A popular conspiracy theory about millionaire presidential candidate Donald Trump is that his campaign is really just a big advertising effort for his "brand": the Trump name he licenses out to anyone who will pay for it. If this was his plan, Alexandra Bruell writes in the Wall Street Journal, it was a bad one. The tape of him boasting about sexually assaulting women hits particularly hard.
As of June 2016, when Mr. Trump was already the presumptive Republican nominee for president, the added value of the Trump brand in entertainment was as high as 43%.

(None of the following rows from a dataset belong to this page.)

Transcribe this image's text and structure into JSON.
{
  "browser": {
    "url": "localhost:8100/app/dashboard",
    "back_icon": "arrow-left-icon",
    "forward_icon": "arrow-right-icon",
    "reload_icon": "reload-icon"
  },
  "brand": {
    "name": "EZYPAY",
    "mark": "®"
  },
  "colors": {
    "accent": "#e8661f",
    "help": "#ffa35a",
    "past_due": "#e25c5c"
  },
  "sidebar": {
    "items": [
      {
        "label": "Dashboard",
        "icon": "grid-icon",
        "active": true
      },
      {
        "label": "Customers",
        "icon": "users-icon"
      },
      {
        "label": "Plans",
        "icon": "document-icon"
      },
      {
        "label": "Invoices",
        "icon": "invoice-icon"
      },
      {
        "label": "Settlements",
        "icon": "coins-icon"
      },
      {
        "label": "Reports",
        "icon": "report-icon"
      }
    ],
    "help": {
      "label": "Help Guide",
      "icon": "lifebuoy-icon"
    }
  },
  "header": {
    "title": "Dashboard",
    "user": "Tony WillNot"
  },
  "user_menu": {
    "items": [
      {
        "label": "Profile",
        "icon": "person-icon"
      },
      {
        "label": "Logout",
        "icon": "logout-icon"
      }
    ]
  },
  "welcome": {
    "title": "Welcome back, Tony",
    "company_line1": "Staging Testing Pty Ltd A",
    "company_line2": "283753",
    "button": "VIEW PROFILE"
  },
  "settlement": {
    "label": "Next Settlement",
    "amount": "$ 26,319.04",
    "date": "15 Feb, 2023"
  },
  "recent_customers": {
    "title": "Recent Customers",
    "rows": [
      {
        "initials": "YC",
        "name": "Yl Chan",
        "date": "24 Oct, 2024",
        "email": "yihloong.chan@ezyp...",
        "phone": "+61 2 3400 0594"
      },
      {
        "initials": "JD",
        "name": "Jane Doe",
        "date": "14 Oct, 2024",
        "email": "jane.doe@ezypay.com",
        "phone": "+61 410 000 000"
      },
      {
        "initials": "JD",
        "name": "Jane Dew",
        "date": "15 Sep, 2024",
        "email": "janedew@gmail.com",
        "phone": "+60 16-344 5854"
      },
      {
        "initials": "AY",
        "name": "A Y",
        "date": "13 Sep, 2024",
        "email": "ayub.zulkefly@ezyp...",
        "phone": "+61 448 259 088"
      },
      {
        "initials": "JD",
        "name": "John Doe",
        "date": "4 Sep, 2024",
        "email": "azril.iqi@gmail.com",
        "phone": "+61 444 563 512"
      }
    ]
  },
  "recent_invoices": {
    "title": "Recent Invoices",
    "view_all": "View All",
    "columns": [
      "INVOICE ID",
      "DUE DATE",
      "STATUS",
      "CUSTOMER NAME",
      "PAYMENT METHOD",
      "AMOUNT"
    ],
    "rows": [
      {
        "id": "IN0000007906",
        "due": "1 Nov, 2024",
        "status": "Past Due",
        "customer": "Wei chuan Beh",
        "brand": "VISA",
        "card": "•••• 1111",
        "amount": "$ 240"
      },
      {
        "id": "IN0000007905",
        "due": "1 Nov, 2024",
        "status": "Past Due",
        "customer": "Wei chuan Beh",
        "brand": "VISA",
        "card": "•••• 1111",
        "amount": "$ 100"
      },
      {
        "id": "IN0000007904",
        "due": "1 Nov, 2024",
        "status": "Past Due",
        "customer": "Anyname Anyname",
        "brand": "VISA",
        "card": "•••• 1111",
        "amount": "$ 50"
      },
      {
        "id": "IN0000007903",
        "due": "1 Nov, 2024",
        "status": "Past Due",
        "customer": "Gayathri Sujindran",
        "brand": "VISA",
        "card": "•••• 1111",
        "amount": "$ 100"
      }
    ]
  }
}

But that added value has been significantly diminished since the video surfaced. The perceived added value in TV and entertainment, a category with which he’s closely associated after “The Apprentice,” fell 13 percentage points as of Oct. 9, while the value of the Trump brand dropped 8 percentage points in real estate and 6 percentage points in country clubs and golf clubs, according to Brand Keys.
“What we know for sure is that these brand engagement numbers correlate very highly with consumer behavior in the marketplace,” said Mr. Passikoff. As the Trump brand becomes more toxic, “consumers will be distancing themselves from Trump-branded products as well.”
Even if his remarks subside in the public imagination, he's in it to the end, and "Trump" could end up signifying bigshot losers. Not great for any business, but bigly so in hospitality and entertainment.